I finished When Thoughts and Prayers Aren’t Enough with tears in my eyes and fire in my heart.

Part memoir and part research, Taylor Schumann shares her story as a shooting survivor and activist for gun control.

Part 1 is "A Survivor's Journey" and Part 2 is "Our Societal Challenge". Taylor's story is relatable to even those who haven't survived a shooting or similar trauma. As the opening quote illustrates, anyone whose life hasn't turned out as expected and who has struggled with dissonance in the contradictions of life will find themselves in parts of Taylor's journey.

"The answer to our prayers does not always mean God heals us of the suffering. Sometimes, it means we are sustained through it." Taylor shows us that when we can learn to hold these contradictions and tensions in both hands, we can experience peace.

Something that stood out to me in Taylor's story is how she said the day of the shooting wasn't the worst day of her life. Every day after the pain and trauma continued. The trauma continued in each new way her life was challenged and changed by the effects of the shooting--having to forgo "normal" activities on her honeymoon like swimming, hiding her scars in her wedding photos, struggling with tying her shoes or helping her child get dressed. All of these reminders of the trauma brought fresh grief and pain to the surface.

The way the trauma affected her thinking also helped me understand my clients when they have lived through "worst case scenarios". A major technique in cognitive-behavioral therapy is to challenge client's "irrational" fears by thinking of the low likelihood of worst case scenarios. But when you have lived through one of these unlikely events, what hope do you have left to cling to? When God didn't protect you or save you from the trauma, how do we continue to trust in his goodness and power?

When Thoughts and Prayers helps readers see how "everything happens for a reason" and other platitudes are mostly for our own comfort--so we don't have to face the reality that bad things sometimes happen for no reason.
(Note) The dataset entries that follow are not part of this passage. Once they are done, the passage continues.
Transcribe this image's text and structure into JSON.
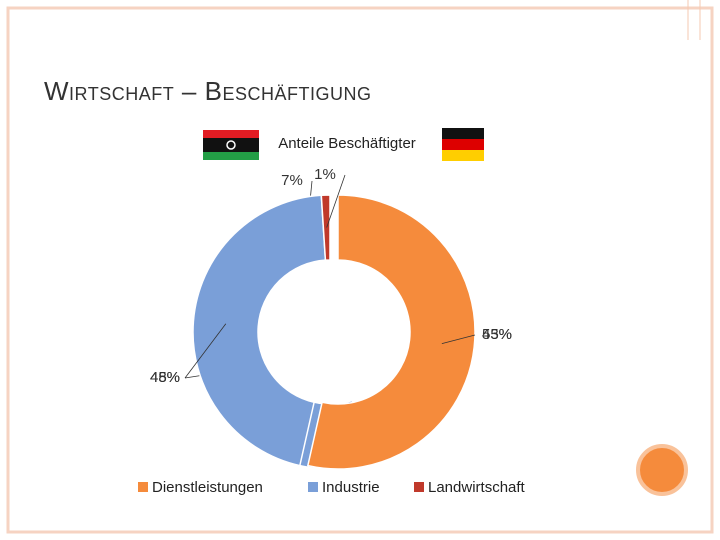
{
  "slide_title": "Wirtschaft – Beschäftigung",
  "chart_data": {
    "type": "donut",
    "title": "Anteile Beschäftigter",
    "categories": [
      "Dienstleistungen",
      "Industrie",
      "Landwirtschaft"
    ],
    "colors": [
      "#f58b3c",
      "#7a9fd8",
      "#c0392b"
    ],
    "series": [
      {
        "values": [
          45,
          48,
          7
        ]
      },
      {
        "values": [
          53,
          45,
          1
        ]
      }
    ],
    "legend": "bottom"
  }
}
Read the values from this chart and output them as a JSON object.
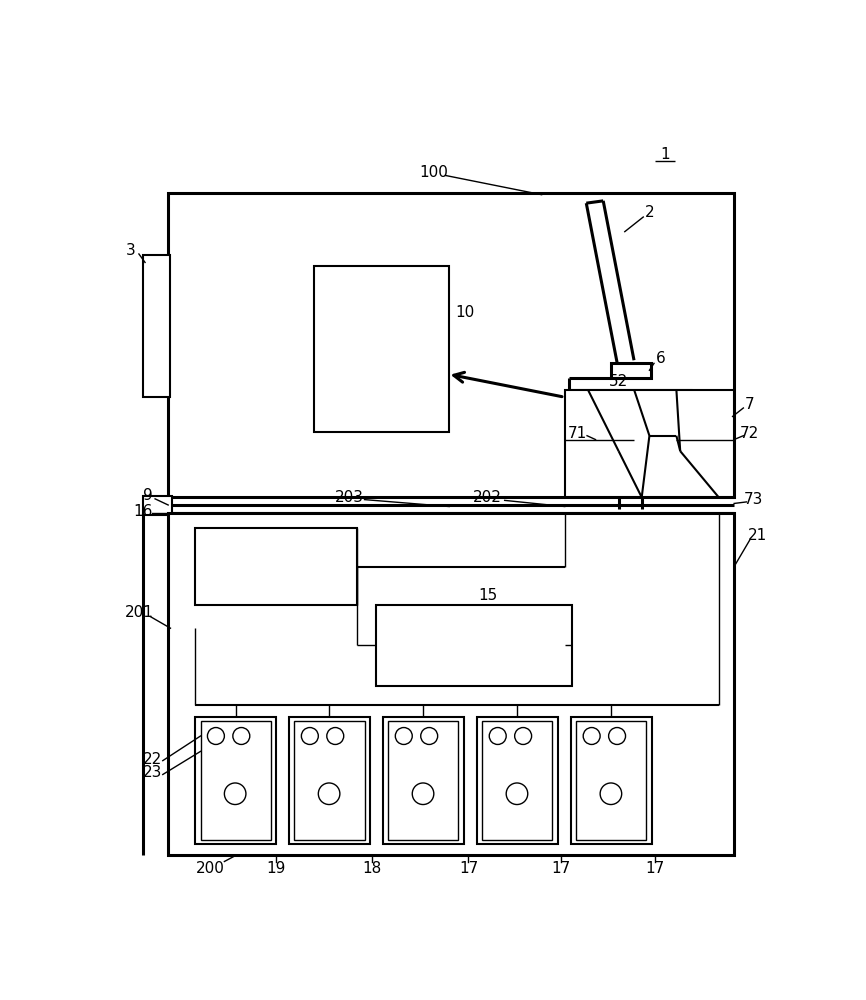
{
  "fig_width": 8.66,
  "fig_height": 10.0,
  "dpi": 100,
  "bg_color": "#ffffff",
  "lw": 1.5,
  "lw_thin": 1.0,
  "lw_thick": 2.2,
  "label_fs": 11
}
Taylor also challenges the mostly Western belief that our identity and value are tied to our accomplishments at work and progress toward goals. For when our ability to work as we did before is taken from us, where does our worth and value come from?

The research in part two covers domestic violence and firearm suicides; school and mass shootings, the cost of gun violence to communities; arguments against gun reform; and the personal cost of advocating for gun reform. While this section is largely research- and fact-based, I still found it very accessible and relatable. Her presentation of the statistics on the various loopholes and types of background checks with research-supported steps to reduce the violence taught me new arguments in support of gun control.

"I understand why people resort to thoughts and prayers; it is self-perseveration. And it effective for everyone but the victims. In the months after my own experience, this response began to feel increasingly insufficient. As I watched more lives taken and more lives ruined by gun violence, I found little solace in people offering to think and pray."

Taylor's ending brings the issue of gun violence back to our faith and theology to round out the research-based arguments in Part 2. "We are called to fight injustice because it grieves God's heart when any part of our community suffers--whether we experience it personally or not."

When one part of the body of Christ suffers, we all should feel that suffering. And we should all be compelled to respond. Taylor's story prompted me to think and pray a lot--but I want it to also prompt me to act.